Blood-filled parasites trapped in amber have been igniting imaginations since the 1990s, when the resurrected dinosaurs of Jurassic Park burst out of Michael Crichton’s novels and onto the big screen. Now, scientists say they have found the real deal: chunks of Burmese amber carrying ticks that drank the blood of feathered dinosaurs some 99 million years ago.
One of these parasites is tangled up in a possible dinosaur feather found encased in a lump of amber. Another was found in a separate piece of amber from the same region and had swollen to eight times its original size, suggesting that it had been engorged with blood when it died.
The preserved plumage likely belonged either to a feathered dinosaur or a primitive type of bird known as an enantiornithine. These early and abundant birds still had small teeth in their beaks and went extinct along with the nonavian dinosaurs 66 million years ago. (See rare dinosaur-era bird wings found in amber.)
“We are not able to pinpoint the exact host,” says study coauthor Ricardo Pérez-de la Fuente, a paleo-entomologist at the Oxford University Museum of Natural History in the U.K. “But we can rule out modern birds, as they only appeared about 25 million years later than the age of the Burmese amber.”
The discovery, reported this week in the journal Nature Communications, offers the first direct evidence that animals in the past were also parasitized by creatures such as ticks and lice. The tiny terrors likely would have plagued all feathered animals in the Cretaceous forests of Myanmar (Burma) that produced the fossilized tree resin.
“Most wild animals are riddled with parasites, and it would seem that the blood-sucking niche would have been occupied early in the evolution of land vertebrates,” says Jingmai O’Connor, a professor at the Institute of Vertebrate Paleontology and Paleoanthropology in Beijing, China. She adds that she and her colleagues have looked for parasites in the numerous feathered dinosaur and bird fossils coming from northeastern China but haven’t yet found any.
“Despite the excellent preservation of feathers, the amount of detail pales in comparison to recent discoveries from Burma,” she adds.
Ryan McKellar, an expert on amber fossils at the Royal Saskatchewan Museum in Canada, agrees that the ticks offer compelling evidence for this sort of ecological relationship in the Cretaceous. “Seeing a tick preserved in the same resin flow as a feather provides a concrete example of the ecological relationship, where most of the previous evidence has been speculative.”
The Hukawng Valley at the northern tip of Myanmar has produced a series of exquisite amber fossils in recent years, including lizards, flowers, insects, bird wings—and perhaps most excitingly, the feathered tail of a small dinosaur and the remains of an entire baby enantiornithine bird.
The oldest known ticks prior to this discovery were also from Burmese amber of the same age. But computational studies of modern tick DNA using a method known as molecular clock dating suggest that the group first appeared about 200 to 300 million years ago. (See pictures of 230-million-year-old mites found trapped in amber.)
The five fossilized ticks the researchers examined for this study were in four pieces of amber donated by private collectors to the American Museum of Natural History in New York and the Carnegie Museum of Natural History in Pittsburgh.

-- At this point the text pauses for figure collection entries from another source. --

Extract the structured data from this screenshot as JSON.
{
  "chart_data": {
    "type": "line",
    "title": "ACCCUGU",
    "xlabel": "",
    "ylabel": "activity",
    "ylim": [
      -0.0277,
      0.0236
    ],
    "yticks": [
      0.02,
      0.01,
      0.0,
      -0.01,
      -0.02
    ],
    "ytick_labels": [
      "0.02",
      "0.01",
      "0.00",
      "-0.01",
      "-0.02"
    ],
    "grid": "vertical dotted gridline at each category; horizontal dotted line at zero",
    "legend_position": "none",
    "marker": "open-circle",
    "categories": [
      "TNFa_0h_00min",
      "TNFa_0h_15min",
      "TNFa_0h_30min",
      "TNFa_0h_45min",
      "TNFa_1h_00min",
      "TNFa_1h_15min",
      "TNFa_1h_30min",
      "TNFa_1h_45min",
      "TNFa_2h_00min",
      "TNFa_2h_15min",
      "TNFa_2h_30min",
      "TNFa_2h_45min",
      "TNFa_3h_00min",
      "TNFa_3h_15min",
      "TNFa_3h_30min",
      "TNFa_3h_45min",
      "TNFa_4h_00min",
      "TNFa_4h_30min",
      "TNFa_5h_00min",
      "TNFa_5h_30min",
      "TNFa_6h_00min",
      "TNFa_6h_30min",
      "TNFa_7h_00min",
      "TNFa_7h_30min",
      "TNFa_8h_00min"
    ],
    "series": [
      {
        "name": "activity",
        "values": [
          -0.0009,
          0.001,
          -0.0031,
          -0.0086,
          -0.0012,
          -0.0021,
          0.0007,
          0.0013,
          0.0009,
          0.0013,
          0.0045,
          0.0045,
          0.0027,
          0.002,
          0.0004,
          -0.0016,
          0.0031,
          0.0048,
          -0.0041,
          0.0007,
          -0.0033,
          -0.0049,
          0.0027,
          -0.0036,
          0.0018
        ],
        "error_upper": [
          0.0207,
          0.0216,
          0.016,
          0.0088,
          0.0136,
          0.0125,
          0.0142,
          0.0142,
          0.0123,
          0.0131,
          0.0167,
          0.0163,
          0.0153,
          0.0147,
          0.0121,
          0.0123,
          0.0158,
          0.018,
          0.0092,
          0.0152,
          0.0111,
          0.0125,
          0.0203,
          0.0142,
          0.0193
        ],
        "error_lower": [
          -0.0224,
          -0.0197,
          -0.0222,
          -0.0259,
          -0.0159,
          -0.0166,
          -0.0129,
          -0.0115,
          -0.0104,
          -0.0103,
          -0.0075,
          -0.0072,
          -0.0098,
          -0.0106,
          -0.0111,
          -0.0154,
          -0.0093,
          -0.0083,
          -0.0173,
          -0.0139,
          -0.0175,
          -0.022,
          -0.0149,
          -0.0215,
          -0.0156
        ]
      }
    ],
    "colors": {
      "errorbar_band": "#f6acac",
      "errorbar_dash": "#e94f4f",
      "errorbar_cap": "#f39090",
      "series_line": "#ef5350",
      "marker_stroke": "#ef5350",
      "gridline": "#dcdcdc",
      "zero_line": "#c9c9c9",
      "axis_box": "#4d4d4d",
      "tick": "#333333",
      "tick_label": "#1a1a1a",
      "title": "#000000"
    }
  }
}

One of the ticks is described as a new species, Deinocroton draculi. It was massively engorged with blood when it died. Sadly for Jurassic Park enthusiasts, the chances of extracting viable dinosaur DNA are almost non-existent. The tick was preserved near the surface of the amber and was not completely enveloped by tree resin, so it is not complete. (See the dramatic impacts of illegal amber mining in Ukraine.)
The researchers looked for the chemical signatures of iron in any preserved traces of blood that may have remained, but they did not succeed, as iron is also common in mineral contaminants in these fossils.
DNA is an extremely fragile molecule and is very unlikely to persist in such ancient fossils, says Pérez-de la Fuente. He adds that the conditions of fossilization in amber, such as extreme dehydration and great changes in temperature, are awful for the preservation of DNA.
Instead, the researchers are excited about these samples because they showcase an additional parasitic critter. Along with the ticks, the team found microscopic hairs from carpet beetle larvae, creatures that are commonly found in birds’ nests today.
“A special feature of amber is the ability that the resin has to capture small pieces of the environment in an almost unaltered way,” says Pérez-de la Fuente. Based on the amber contents, the team argues that the fossils offer hard evidence of nesting behavior in the host animals.
“Our ticks, which have beetle larvae hairs attached, had visited feathered host’s nests prior to becoming entombed in resin.”
According to McKellar, the results “show just how much can be gleaned from specimens preserved with the level of detail that amber provides.”